How Do You Know If You Have Torn Meniscus in Your Knee?

How Do You Know If You Have Torn Meniscus in Your Knee?

How Do You Know If You Have Torn Meniscus in Your Knee?

A torn meniscus is one of the most common knee injuries. Each of the knees has 2 “C-shaped” pieces of cartilages called meniscus. They act as a cushion between your shinbone and thighbone in the knee joint. If you tear your meniscus it causes pain, stiffness and swelling. You may also have trouble extending your knee fully. Any physical activity that causes sudden twisting or rotation of the knee, especially when you are putting your weight on your knees, can lead to a torn meniscus.

What are the symptoms?

When the tear occurs, you may hear a popping sound in your knee and experience:

  • Pain (while twisting or rotating)
  • Difficulty straightening the knee fully
  • Swelling or stiffness
  • Feeling as if knee is locked in place when you try to move it

You should contact an orthopedic surgeon if you experience any of the symptoms mentioned above, and they are not improving after a few days. You may need immediate medical care if your knee locks or you are unable to bend the knee after straightening it.

Causes of Torn Meniscus:

The meniscus can get torn during activities that cause pressure and forced rotation or twisting of the knee. A sudden turn or pivot, heavy lifting, kneeling or deep squatting can lead to a meniscus tear. Athletes are usually at higher risk for this injury. Some of the sports involve sudden turns and stops which put you at risk for meniscus tears like:

  • Basketball
  • Football
  • Soccer
  • Tennis

The cartilage weakens with age. So, injury is more common in people above 30. Movements like stepping or squatting can cause injury in someone with a weak meniscus. The risk of a meniscus tear is also higher if you have Osteoarthritis.

Treatment:

Treatment of torn meniscus depends on the type, size and location of the tear.

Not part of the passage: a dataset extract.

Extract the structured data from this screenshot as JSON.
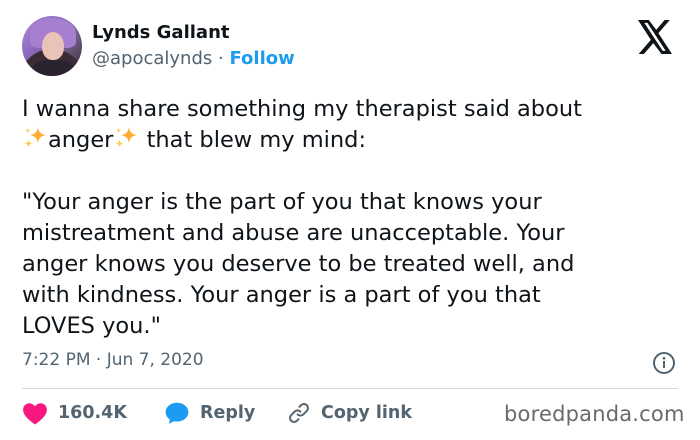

To begin with, your orthopedic surgeon will suggest conservative methods like rest, icing, compression, elevation, and medication. Over-the-counter pain medications may help in relieving the pain. As long as your symptoms are improving, and your knee is stable, nonsurgical treatment may work for you.

  • Physical therapy:  It can help in strengthening the muscles around your knee to help stabilize and support the knee joint.
  • Surgery:  If conservative methods fail to give you relief or if there is knee locking, your doctor may recommend surgery. Knee arthroscopy is one of the most common arthroscopic procedures done by an orthopedic surgeon. A small incision is made and an arthroscope which has a camera and light is inserted inside the joint. Other small surgical instruments are inserted to either trim or repair the torn meniscus.

Once the initial healing is complete, your doctor will advise rehabilitation exercises. Regular exercises to restore joint mobility and strength are very important. Rehabilitation time for meniscus surgery is about 6-12 weeks. With proper diagnosis, treatment and physical therapy, patients usually return to their pre-injury state.